年齢や性別や性格の違いを問わず、長く一緒に過ごした多くの友人たち。
学校や職場や社会の中で誰かの役に立てる力や技術を備えていること。
リーダーシップをとるだけでなく、うまく進めていける工夫や知恵を持っていること。
人生でのあらゆる選択をするとき、指針を持っていること。
早く早く、もっとよいものへと次々に急がされる現代にはちょっと異質な取り組みかもしれないけれど、とても残酷で悲しい事件を起こしてしまう青少年の報道を耳にするたびに、地域の中でたくさんの人たちに見守られながらのびのびと過ごす時間を贈ることができていたらと考えてしまいます。0221 2

特別な人のための活動ではないボーイスカウトは、子どもたちだけではなく大人にももちろん開かれています。
小学校に入学する前の1月から14団での活動を始めることができます。ただし14団は男子スカウトだけなのですが…
興味をおもちになったら、ぜひお気軽にお問い合わせください。

2016/02/22 | カテゴリー : コラム | 投稿者 : AH

★14団の活動体験にどうぞ★

今週月曜日の「YOUは何しに日本へ」に、第23回世界ジャンボリーに3万人もやって来た外国スカウト達が取り上げられていましたね。ごらんになりましたか?
中高生世代のスカウト達が、会うことで得られるたくさんの経験とそれを通して感じる、考えることが世界規模でできる、大きな国際大会の様子と、ボーイスカウトの共通の願いもわかりやすく伝えていただいていました。

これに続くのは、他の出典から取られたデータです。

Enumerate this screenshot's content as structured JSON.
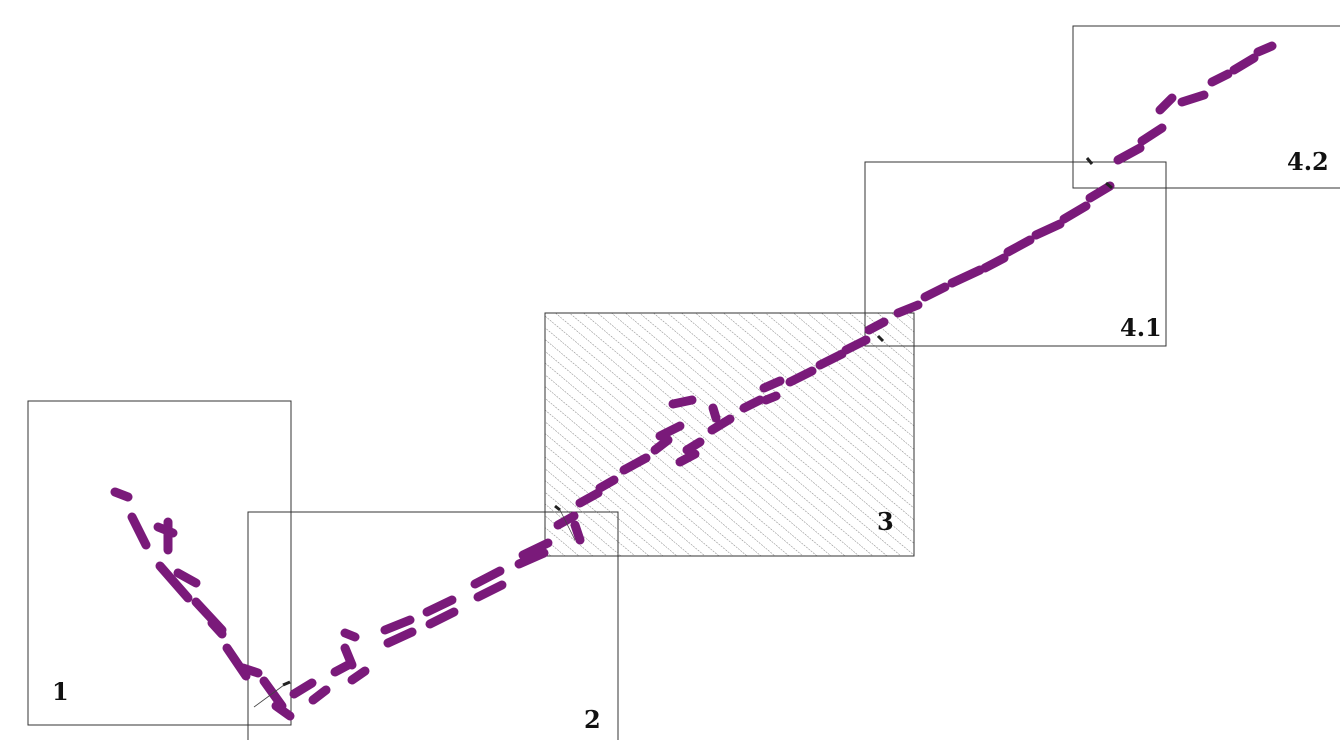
{
  "sections": [
    {
      "id": "1",
      "label": "1",
      "hatched": false
    },
    {
      "id": "2",
      "label": "2",
      "hatched": false
    },
    {
      "id": "3",
      "label": "3",
      "hatched": true
    },
    {
      "id": "4.1",
      "label": "4.1",
      "hatched": false
    },
    {
      "id": "4.2",
      "label": "4.2",
      "hatched": false
    }
  ],
  "colors": {
    "route": "#7a1a7a",
    "frame": "#333333",
    "hatch": "#777777"
  }
}
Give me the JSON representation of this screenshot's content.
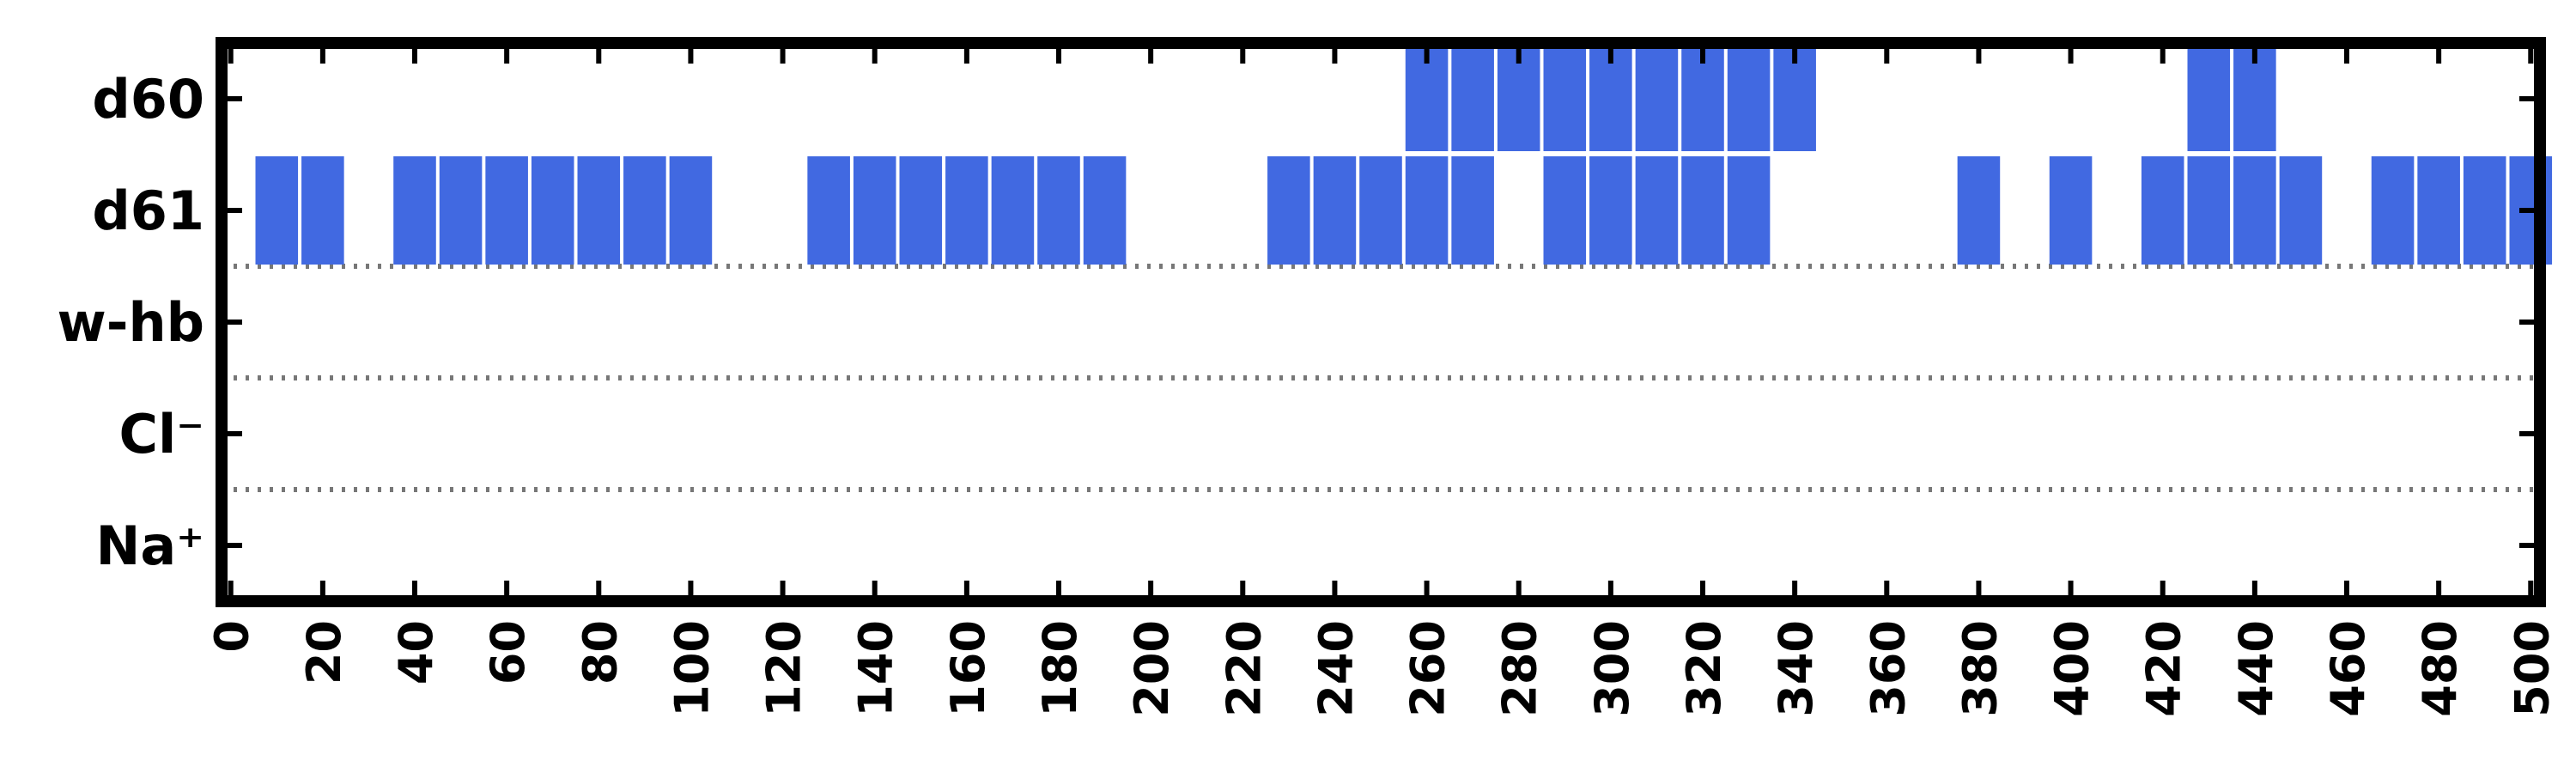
{
  "chart_data": {
    "type": "heatmap",
    "title": "",
    "xlabel": "",
    "ylabel": "",
    "xlim": [
      -2,
      502
    ],
    "x_ticks": [
      0,
      20,
      40,
      60,
      80,
      100,
      120,
      140,
      160,
      180,
      200,
      220,
      240,
      260,
      280,
      300,
      320,
      340,
      360,
      380,
      400,
      420,
      440,
      460,
      480,
      500
    ],
    "x_tick_labels": [
      "0",
      "20",
      "40",
      "60",
      "80",
      "100",
      "120",
      "140",
      "160",
      "180",
      "200",
      "220",
      "240",
      "260",
      "280",
      "300",
      "320",
      "340",
      "360",
      "380",
      "400",
      "420",
      "440",
      "460",
      "480",
      "500"
    ],
    "y_categories": [
      "d60",
      "d61",
      "w-hb",
      "Cl⁻",
      "Na⁺"
    ],
    "bin_width": 10,
    "bar_color": "#4169E1",
    "separator_style": "dotted",
    "separators_after_rows": [
      "d61",
      "w-hb",
      "Cl⁻"
    ],
    "series": [
      {
        "name": "d60",
        "bin_starts": [
          255,
          265,
          275,
          285,
          295,
          305,
          315,
          325,
          335,
          425,
          435
        ]
      },
      {
        "name": "d61",
        "bin_starts": [
          5,
          15,
          35,
          45,
          55,
          65,
          75,
          85,
          95,
          125,
          135,
          145,
          155,
          165,
          175,
          185,
          225,
          235,
          245,
          255,
          265,
          285,
          295,
          305,
          315,
          325,
          375,
          395,
          415,
          425,
          435,
          445,
          465,
          475,
          485,
          495
        ]
      },
      {
        "name": "w-hb",
        "bin_starts": []
      },
      {
        "name": "Cl⁻",
        "bin_starts": []
      },
      {
        "name": "Na⁺",
        "bin_starts": []
      }
    ]
  }
}
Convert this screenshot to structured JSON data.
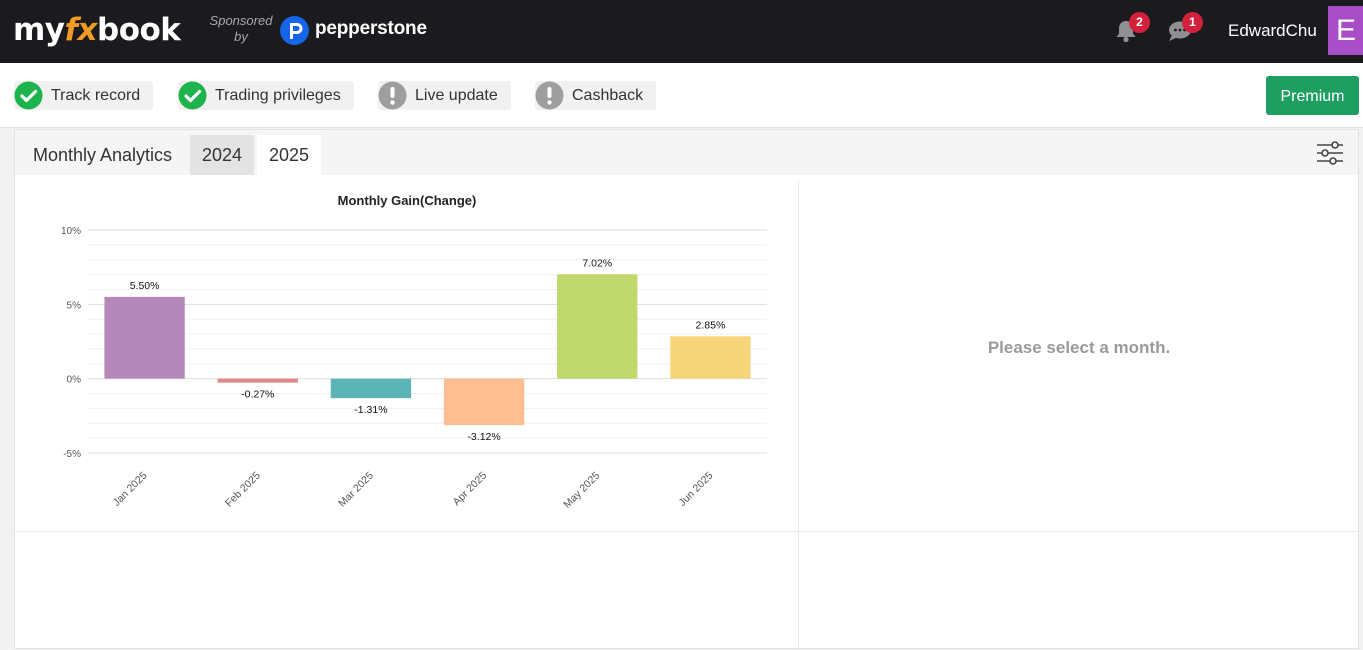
{
  "header": {
    "logo": {
      "part1": "my",
      "part2": "fx",
      "part3": "book"
    },
    "sponsor_line1": "Sponsored",
    "sponsor_line2": "by",
    "sponsor_name": "pepperstone",
    "notifications_count": "2",
    "messages_count": "1",
    "username": "EdwardChu",
    "avatar_letter": "E"
  },
  "status_items": [
    {
      "label": "Track record",
      "state": "ok",
      "icon": "check-circle-icon"
    },
    {
      "label": "Trading privileges",
      "state": "ok",
      "icon": "check-circle-icon"
    },
    {
      "label": "Live update",
      "state": "warning",
      "icon": "exclamation-circle-icon"
    },
    {
      "label": "Cashback",
      "state": "warning",
      "icon": "exclamation-circle-icon"
    }
  ],
  "premium_label": "Premium",
  "analytics": {
    "title": "Monthly Analytics",
    "tabs": [
      {
        "label": "2024",
        "selected": false
      },
      {
        "label": "2025",
        "selected": true
      }
    ],
    "placeholder": "Please select a month."
  },
  "colors": {
    "ok": "#1db34d",
    "warning": "#9e9e9e",
    "premium": "#1f9e62",
    "badge": "#d3213c"
  },
  "chart_data": {
    "type": "bar",
    "title": "Monthly Gain(Change)",
    "xlabel": "",
    "ylabel": "",
    "categories": [
      "Jan 2025",
      "Feb 2025",
      "Mar 2025",
      "Apr 2025",
      "May 2025",
      "Jun 2025"
    ],
    "values": [
      5.5,
      -0.27,
      -1.31,
      -3.12,
      7.02,
      2.85
    ],
    "value_labels": [
      "5.50%",
      "-0.27%",
      "-1.31%",
      "-3.12%",
      "7.02%",
      "2.85%"
    ],
    "bar_colors": [
      "#b489b9",
      "#e08a86",
      "#5bb5b5",
      "#ffbd92",
      "#bfd96c",
      "#f7d679"
    ],
    "ylim": [
      -5,
      10
    ],
    "yticks": [
      -5,
      0,
      5,
      10
    ],
    "ytick_labels": [
      "-5%",
      "0%",
      "5%",
      "10%"
    ],
    "grid": true,
    "legend": "none"
  }
}
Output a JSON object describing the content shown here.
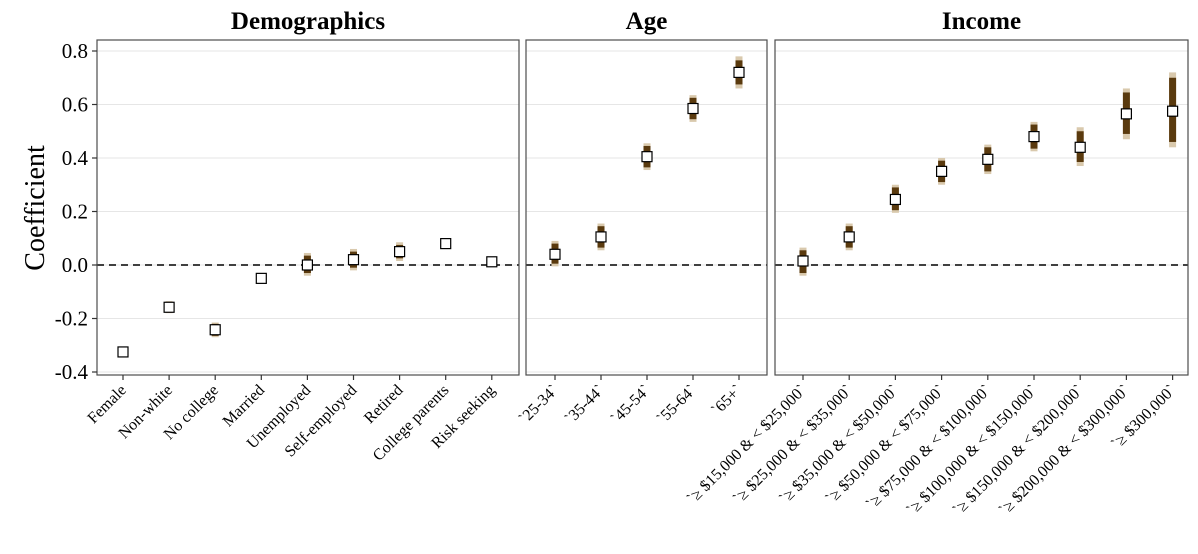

ボーイスカウトの大きな目標は平和な世界にすることと、そのために力を尽くせる人になること。
短期間にちょっと頑張ったくらいでは身につかないスケールの大きさなのだけど、自分と自分の身の回りが幸せで楽しい気持ちで過ごせることがはじめの一歩。少しずつ輪を広げていくことも大きな一歩。
こういうことって、机の前に座って考えて理解することじゃなくて、必要なのは体験、体験、とにかく体験を重ねていくこと。
活動としていろんなことをして遊ぶのには、こんな意味も込められています。

「どこかに行く」とか「何かを作る」よりも大切にしているのは、その時一緒にいる友達の様子を見たり自分の気持ちを考えたり、その場にふさわしい行動を意識すること。
うまくできなくても、また次にがんばれるチャンスがこの先いくらでもあるのがいいところ。
だから、ビーバーで十分とか、カブまでやればいいわ…ではなく、息長く、ゆっくりと心のチカラを育みあっていきたいなと思います。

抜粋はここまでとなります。